The Dvina Bay is limited by the Onega Peninsula from the west. At the eastern side, the shore steeply rises to a plateau (White Sea - Kuloy Plateau) which drains east into the Soyana, a major tributary of the Kuloy. The Onega Peninsula shore is often referred to as Letny Bereg (Summer Coast), and the eastern shore of the bay is Zimny Bereg (Winter Coast). The names reflect the fact that the Pomors of the Dvina Bay were fishing at Summer Coast and Winter Coast in the summer and in the winter, respectively.

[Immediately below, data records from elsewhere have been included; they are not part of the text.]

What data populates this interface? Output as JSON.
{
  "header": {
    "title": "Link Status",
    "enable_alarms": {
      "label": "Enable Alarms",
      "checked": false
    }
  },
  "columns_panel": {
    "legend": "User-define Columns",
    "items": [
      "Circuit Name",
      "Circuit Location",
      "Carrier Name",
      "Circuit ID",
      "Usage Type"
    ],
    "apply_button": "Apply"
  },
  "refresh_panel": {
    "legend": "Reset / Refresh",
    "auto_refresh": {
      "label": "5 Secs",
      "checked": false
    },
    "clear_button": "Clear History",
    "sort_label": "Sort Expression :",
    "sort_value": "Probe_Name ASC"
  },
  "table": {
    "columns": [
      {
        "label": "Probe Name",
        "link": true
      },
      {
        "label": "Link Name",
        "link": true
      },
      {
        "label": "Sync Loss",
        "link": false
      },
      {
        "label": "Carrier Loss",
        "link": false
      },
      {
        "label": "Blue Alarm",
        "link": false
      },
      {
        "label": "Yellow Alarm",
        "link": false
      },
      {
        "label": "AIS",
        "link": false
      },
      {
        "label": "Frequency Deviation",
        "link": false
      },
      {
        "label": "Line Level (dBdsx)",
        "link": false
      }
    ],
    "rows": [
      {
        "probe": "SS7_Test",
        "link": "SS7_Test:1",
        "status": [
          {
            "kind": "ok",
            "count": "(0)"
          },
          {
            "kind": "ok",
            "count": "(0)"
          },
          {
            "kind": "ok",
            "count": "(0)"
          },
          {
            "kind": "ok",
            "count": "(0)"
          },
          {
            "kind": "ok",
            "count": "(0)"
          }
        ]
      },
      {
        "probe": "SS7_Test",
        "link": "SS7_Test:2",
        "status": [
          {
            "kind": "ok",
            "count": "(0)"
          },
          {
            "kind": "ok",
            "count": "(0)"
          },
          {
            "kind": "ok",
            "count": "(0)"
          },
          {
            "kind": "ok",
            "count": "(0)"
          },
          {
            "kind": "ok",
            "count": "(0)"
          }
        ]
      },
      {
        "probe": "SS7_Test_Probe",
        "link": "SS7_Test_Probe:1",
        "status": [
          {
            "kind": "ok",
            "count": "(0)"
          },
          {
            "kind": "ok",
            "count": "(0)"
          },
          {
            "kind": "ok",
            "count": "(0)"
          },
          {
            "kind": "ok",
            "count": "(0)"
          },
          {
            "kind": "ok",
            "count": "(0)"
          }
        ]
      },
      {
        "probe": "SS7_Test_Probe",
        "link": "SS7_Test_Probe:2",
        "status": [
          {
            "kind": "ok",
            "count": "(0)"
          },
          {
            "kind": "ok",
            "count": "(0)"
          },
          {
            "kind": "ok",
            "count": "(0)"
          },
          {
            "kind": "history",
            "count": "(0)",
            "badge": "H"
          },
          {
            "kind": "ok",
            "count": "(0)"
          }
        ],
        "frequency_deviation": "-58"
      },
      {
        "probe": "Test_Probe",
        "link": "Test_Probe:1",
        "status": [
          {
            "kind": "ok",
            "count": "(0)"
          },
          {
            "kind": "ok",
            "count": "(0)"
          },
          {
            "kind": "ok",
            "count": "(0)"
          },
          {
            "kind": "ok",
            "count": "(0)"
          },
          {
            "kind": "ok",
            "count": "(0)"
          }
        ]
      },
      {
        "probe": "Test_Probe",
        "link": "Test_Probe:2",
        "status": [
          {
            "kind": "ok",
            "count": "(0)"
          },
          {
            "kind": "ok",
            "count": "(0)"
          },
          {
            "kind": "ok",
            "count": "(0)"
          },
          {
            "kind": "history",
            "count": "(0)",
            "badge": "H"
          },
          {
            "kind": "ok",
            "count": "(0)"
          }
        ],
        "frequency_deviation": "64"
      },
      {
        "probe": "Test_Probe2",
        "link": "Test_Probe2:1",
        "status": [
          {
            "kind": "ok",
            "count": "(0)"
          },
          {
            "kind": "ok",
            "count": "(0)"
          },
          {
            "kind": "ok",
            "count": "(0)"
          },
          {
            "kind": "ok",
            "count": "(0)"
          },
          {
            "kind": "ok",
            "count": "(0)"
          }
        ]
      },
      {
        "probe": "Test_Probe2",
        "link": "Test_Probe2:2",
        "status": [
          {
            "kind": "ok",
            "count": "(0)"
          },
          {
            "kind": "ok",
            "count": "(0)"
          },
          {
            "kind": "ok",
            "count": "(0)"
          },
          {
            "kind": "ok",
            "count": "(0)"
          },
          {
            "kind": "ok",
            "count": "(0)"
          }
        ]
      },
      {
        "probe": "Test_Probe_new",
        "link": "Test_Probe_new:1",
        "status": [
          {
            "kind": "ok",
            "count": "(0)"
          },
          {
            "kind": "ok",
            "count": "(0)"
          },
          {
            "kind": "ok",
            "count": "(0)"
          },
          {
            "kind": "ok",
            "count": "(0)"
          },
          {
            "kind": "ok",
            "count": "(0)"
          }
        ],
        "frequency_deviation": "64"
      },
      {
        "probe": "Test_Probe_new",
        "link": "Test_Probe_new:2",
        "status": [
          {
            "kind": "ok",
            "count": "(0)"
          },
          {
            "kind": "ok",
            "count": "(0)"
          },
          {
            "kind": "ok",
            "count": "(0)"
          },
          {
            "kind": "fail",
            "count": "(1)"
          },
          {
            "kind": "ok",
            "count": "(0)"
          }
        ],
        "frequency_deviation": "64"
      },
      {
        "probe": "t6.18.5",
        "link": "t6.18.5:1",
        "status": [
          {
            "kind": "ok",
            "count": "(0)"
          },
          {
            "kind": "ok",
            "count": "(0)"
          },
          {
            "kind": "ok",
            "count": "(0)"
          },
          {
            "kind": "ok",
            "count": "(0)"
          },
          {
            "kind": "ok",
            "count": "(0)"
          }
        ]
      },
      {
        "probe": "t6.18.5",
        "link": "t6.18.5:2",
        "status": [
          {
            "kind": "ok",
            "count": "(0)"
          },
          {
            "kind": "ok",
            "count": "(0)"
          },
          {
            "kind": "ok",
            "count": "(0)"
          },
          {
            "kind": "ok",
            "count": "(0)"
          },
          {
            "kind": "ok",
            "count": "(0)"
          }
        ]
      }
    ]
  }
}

The Dvina Bay coast was populated by Russians (Novgorodians, of whom the Pomors are the descendants) and Karelians, both not later than in the 13th century. Until the 18th century, when Saint Petersburg was founded, Arkhangelsk was the only sea harbour of Russia, and the Northern Dvina and the Dvina Bay were main connection of Russia with the outside world. Most of the villages at the Dvina Bay coast such as Pertominsk, Lopshenga, or Yarenga, are old Pomor villages still depending on fishery. Except for vicinity of the river delta of the Northern Dvina, both Winter and Summer coasts are remote, with sea and air being the only connections to the villages. There is regular sea navigation in the summer, serving all of the villages.